Il Rosstat avrebbe rilevato l'abbassamento dei redditi (-4%) e la caduta industriale (2,7%) del paese a febbraio, nonostante che appena un mese prima avesse diagnosticato l'uscita dalla recessione e un'alta crescita industriale. La contraddittorietà dei dati, insieme ad alcuni momenti di indecisione sui risultati, scrive Moskovskij Komsomolets, rischiano di riportare il Rosstat alle dipendenze del Ministero per lo sviluppo economico, come lo era stato dal 2008 al 2012. Alcuni studiosi notano come fosse naturale la crescita registrata in gennaio, considerate le giornate lavorative in più rispetto a febbraio, ma ciò non significa che le cifre debbano sempre e comunque rispondere alle attese o alle ottimistiche dichiarazioni governative. In ogni caso, si nota che, secondo Die Welt, le riserve oro della Russia si sarebbero ulteriormente accresciute, arrivando a circa 1.650 tonnellate.

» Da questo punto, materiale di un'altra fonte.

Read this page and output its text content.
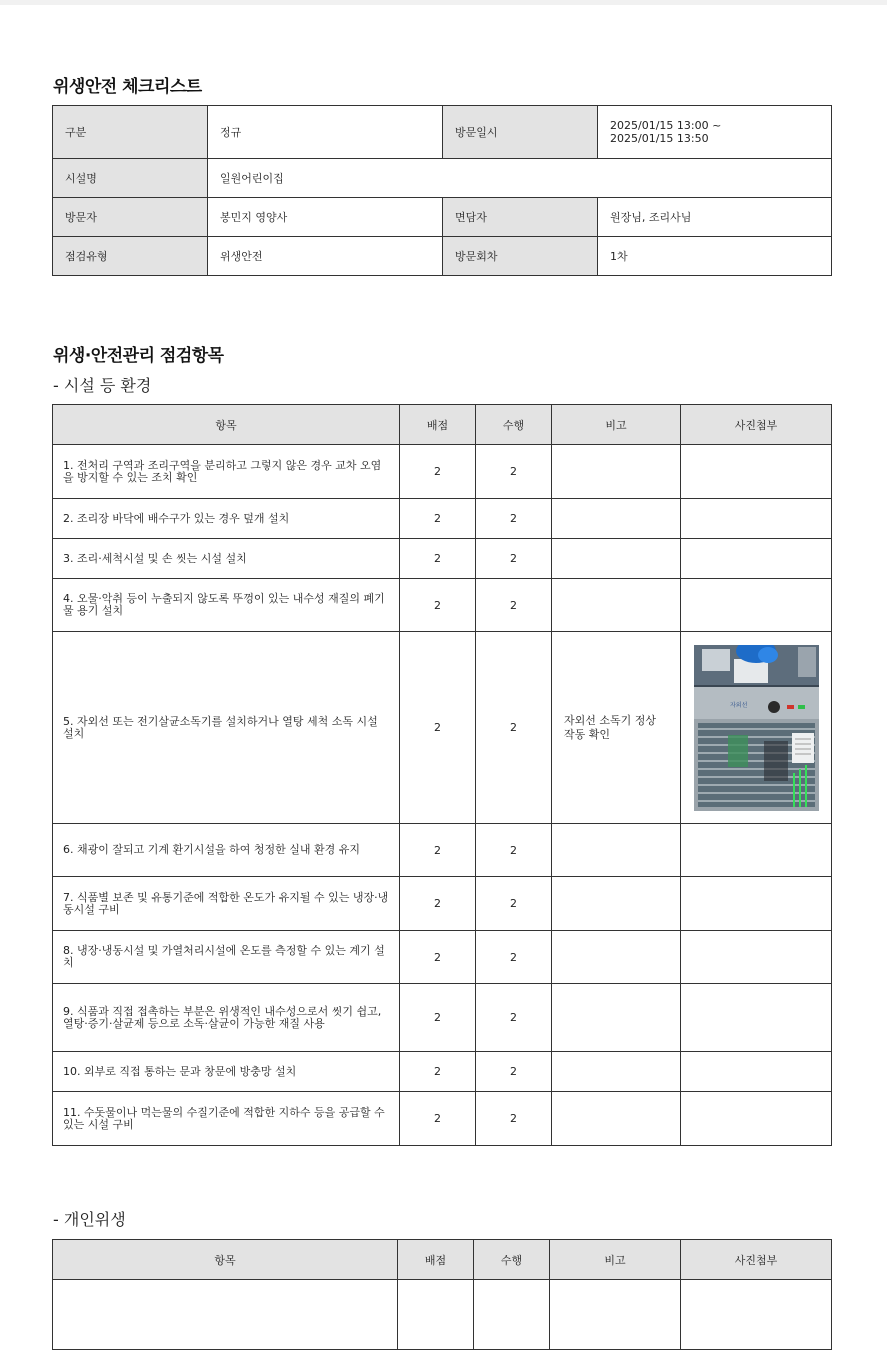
위생안전 체크리스트
구분	정규	방문일시	2025/01/15 13:00 ~
2025/01/15 13:50

시설명	일원어린이집		
방문자	봉민지 영양사	면담자	원장님, 조리사님
점검유형	위생안전	방문회차	1차
위생·안전관리 점검항목
- 시설 등 환경
항목	배점	수행	비고	사진첨부
1. 전처리 구역과 조리구역을 분리하고 그렇지 않은 경우 교차 오염을 방지할 수 있는 조치 확인	2	2		
2. 조리장 바닥에 배수구가 있는 경우 덮개 설치	2	2		
3. 조리·세척시설 및 손 씻는 시설 설치	2	2		
4. 오물·악취 등이 누출되지 않도록 뚜껑이 있는 내수성 재질의 폐기물 용기 설치	2	2		
5. 자외선 또는 전기살균소독기를 설치하거나 열탕 세척 소독 시설 설치	2	2	자외선 소독기 정상 작동 확인	자외선

6. 채광이 잘되고 기계 환기시설을 하여 청정한 실내 환경 유지	2	2		
7. 식품별 보존 및 유통기준에 적합한 온도가 유지될 수 있는 냉장·냉동시설 구비	2	2		
8. 냉장·냉동시설 및 가열처리시설에 온도를 측정할 수 있는 계기 설치	2	2		
9. 식품과 직접 접촉하는 부분은 위생적인 내수성으로서 씻기 쉽고, 열탕·증기·살균제 등으로 소독·살균이 가능한 재질 사용	2	2		
10. 외부로 직접 통하는 문과 창문에 방충망 설치	2	2		
11. 수돗물이나 먹는물의 수질기준에 적합한 지하수 등을 공급할 수 있는 시설 구비	2	2		
- 개인위생
항목	배점	수행	비고	사진첨부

Come che sia, Aleksej Verkhojantsev si domanda retoricamente come mai, nel quadro di un'autentica guerra fredda come quella in atto, gli oligarchi russi nutrano le banche occidentali, in particolare britanniche, con decine di miliardi di dollari. Verkhojantsev riprende un servizio di The Guardian secondo cui, nell'ambito del programma internazionale antiriciclaggio, oltre 740 milioni $, appartenenti a circa 500 russi, siano andati dalla Russia verso 17 grandi banche del Regno Unito, tra cui HSBC, Royal Bank of Scotland, Lloyds, Barclays e Coutts, attraversando prima banche moldave e lettoni e, tra il 2010 e il 2014, sarebbero transitati dai 20 agli 80 miliardi di dollari. Secondo l'economista Valentin Katasonov, la destinazione finale di tali somme potrebbero essere conti offshore, ad esempio alle isole Vergini; ma, oltre a ciò, Katasonov ipotizza una possibile intesa tra vertici politici, russi e occidentali (tra quelli che presero parte attiva alle privatizzazioni degli anni '90) che, se veramente ne avessero avuta intenzione, avrebbero da tempo potuto interrompere tali giochi.

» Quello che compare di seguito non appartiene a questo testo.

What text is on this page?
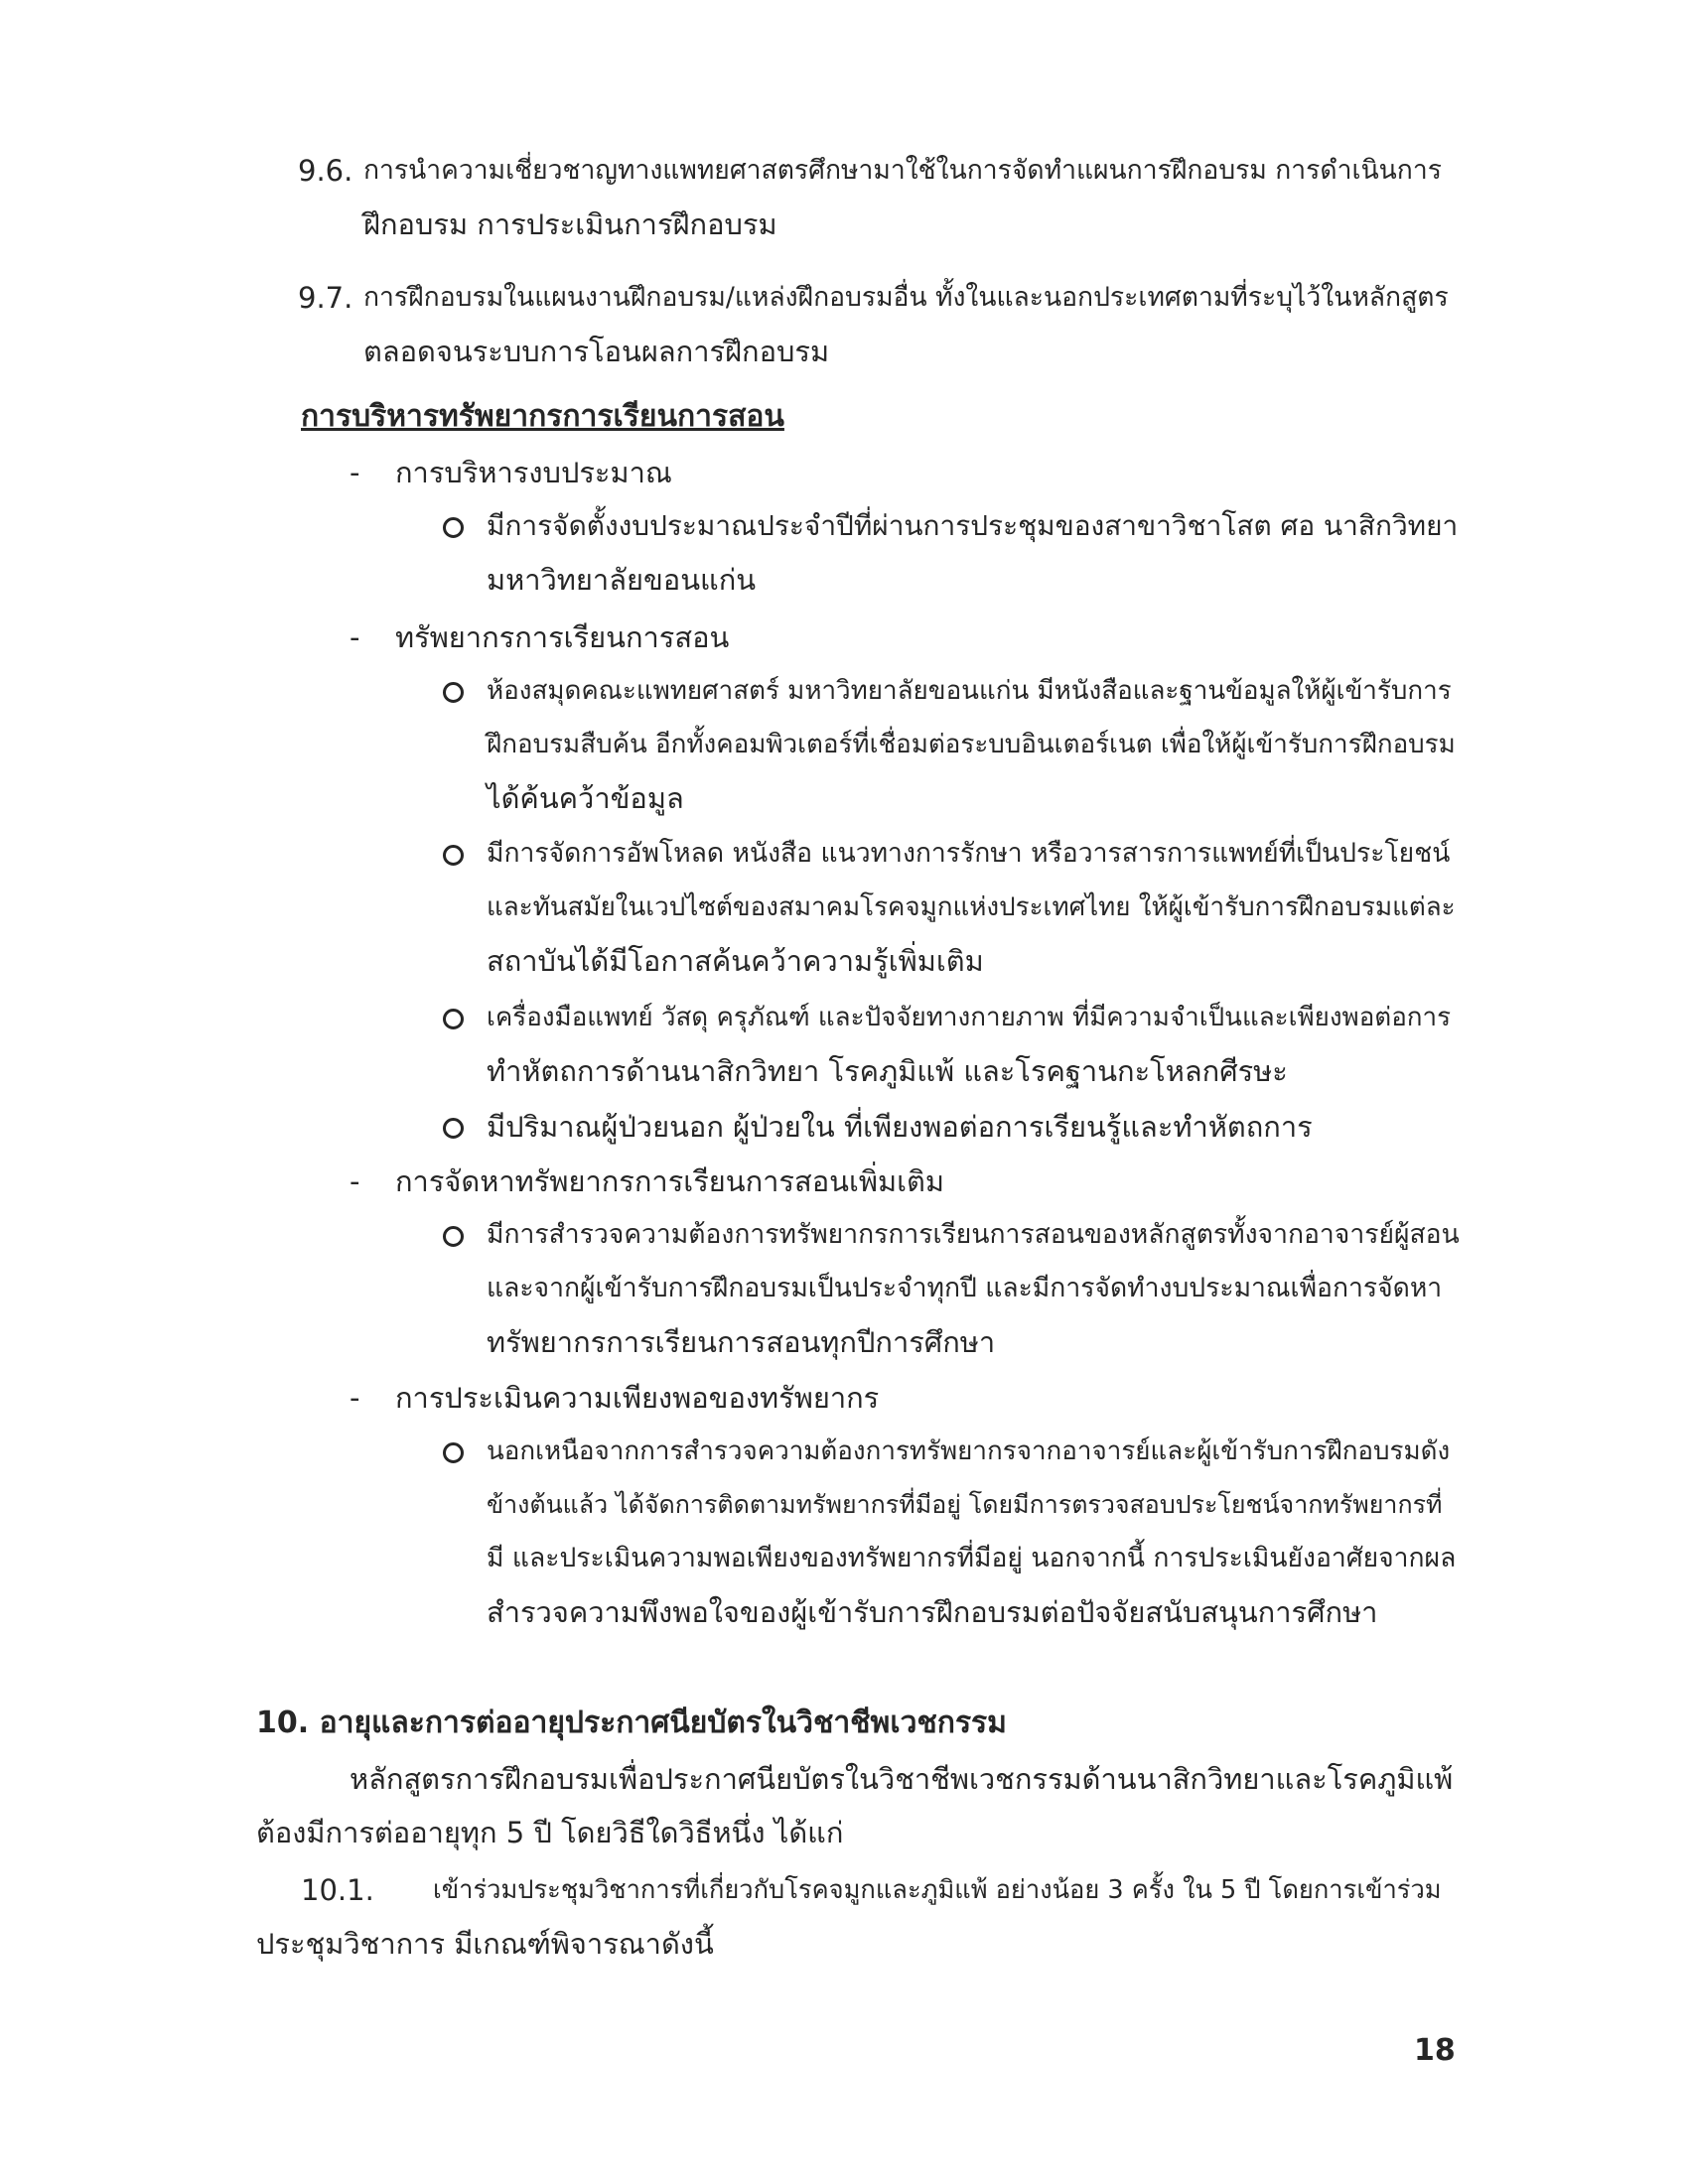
9.6. การนำความเชี่ยวชาญทางแพทยศาสตรศึกษามาใช้ในการจัดทำแผนการฝึกอบรม การดำเนินการ
ฝึกอบรม การประเมินการฝึกอบรม
9.7. การฝึกอบรมในแผนงานฝึกอบรม/แหล่งฝึกอบรมอื่น ทั้งในและนอกประเทศตามที่ระบุไว้ในหลักสูตร
ตลอดจนระบบการโอนผลการฝึกอบรม
การบริหารทรัพยากรการเรียนการสอน
- การบริหารงบประมาณ
มีการจัดตั้งงบประมาณประจำปีที่ผ่านการประชุมของสาขาวิชาโสต ศอ นาสิกวิทยา
มหาวิทยาลัยขอนแก่น
- ทรัพยากรการเรียนการสอน
ห้องสมุดคณะแพทยศาสตร์ มหาวิทยาลัยขอนแก่น มีหนังสือและฐานข้อมูลให้ผู้เข้ารับการ
ฝึกอบรมสืบค้น อีกทั้งคอมพิวเตอร์ที่เชื่อมต่อระบบอินเตอร์เนต เพื่อให้ผู้เข้ารับการฝึกอบรม
ได้ค้นคว้าข้อมูล
มีการจัดการอัพโหลด หนังสือ แนวทางการรักษา หรือวารสารการแพทย์ที่เป็นประโยชน์
และทันสมัยในเวปไซต์ของสมาคมโรคจมูกแห่งประเทศไทย ให้ผู้เข้ารับการฝึกอบรมแต่ละ
สถาบันได้มีโอกาสค้นคว้าความรู้เพิ่มเติม
เครื่องมือแพทย์ วัสดุ ครุภัณฑ์ และปัจจัยทางกายภาพ ที่มีความจำเป็นและเพียงพอต่อการ
ทำหัตถการด้านนาสิกวิทยา โรคภูมิแพ้ และโรคฐานกะโหลกศีรษะ
มีปริมาณผู้ป่วยนอก ผู้ป่วยใน ที่เพียงพอต่อการเรียนรู้และทำหัตถการ
- การจัดหาทรัพยากรการเรียนการสอนเพิ่มเติม
มีการสำรวจความต้องการทรัพยากรการเรียนการสอนของหลักสูตรทั้งจากอาจารย์ผู้สอน
และจากผู้เข้ารับการฝึกอบรมเป็นประจำทุกปี และมีการจัดทำงบประมาณเพื่อการจัดหา
ทรัพยากรการเรียนการสอนทุกปีการศึกษา
- การประเมินความเพียงพอของทรัพยากร
นอกเหนือจากการสำรวจความต้องการทรัพยากรจากอาจารย์และผู้เข้ารับการฝึกอบรมดัง
ข้างต้นแล้ว ได้จัดการติดตามทรัพยากรที่มีอยู่ โดยมีการตรวจสอบประโยชน์จากทรัพยากรที่
มี และประเมินความพอเพียงของทรัพยากรที่มีอยู่ นอกจากนี้ การประเมินยังอาศัยจากผล
สำรวจความพึงพอใจของผู้เข้ารับการฝึกอบรมต่อปัจจัยสนับสนุนการศึกษา
10. อายุและการต่ออายุประกาศนียบัตรในวิชาชีพเวชกรรม
หลักสูตรการฝึกอบรมเพื่อประกาศนียบัตรในวิชาชีพเวชกรรมด้านนาสิกวิทยาและโรคภูมิแพ้
ต้องมีการต่ออายุทุก 5 ปี โดยวิธีใดวิธีหนึ่ง ได้แก่
10.1. เข้าร่วมประชุมวิชาการที่เกี่ยวกับโรคจมูกและภูมิแพ้ อย่างน้อย 3 ครั้ง ใน 5 ปี โดยการเข้าร่วม
ประชุมวิชาการ มีเกณฑ์พิจารณาดังนี้
18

E' noto d'altronde che assommano a oltre 3,5 miliardi di sterline gli investimenti immobiliari russi in Gran Bretagna. Quale stupore, dunque, che, secondo il VTsIOM, la maggioranza dei russi non vedrebbe male una sorta di “dekulakizzazione” degli oligarchi, continuando a considerare frutto di rapina le ricchezze da essi accumulate con la privatizzazione delle industrie statali, a partire dalla fine dell'Urss. Avrebbe avuto forte risonanza tra le classi medie russe, ad esempio, la nazionalizzazione delle imprese dell'oligarca del Donbass Renat Akhmetov, decisa dalle autorità della Repubblica popolare di Donetsk.

Ma per ora, a Mosca, questi non sono che desideri. A dispetto della fede nel denaro dei discepoli di Aleksej Navalnyj.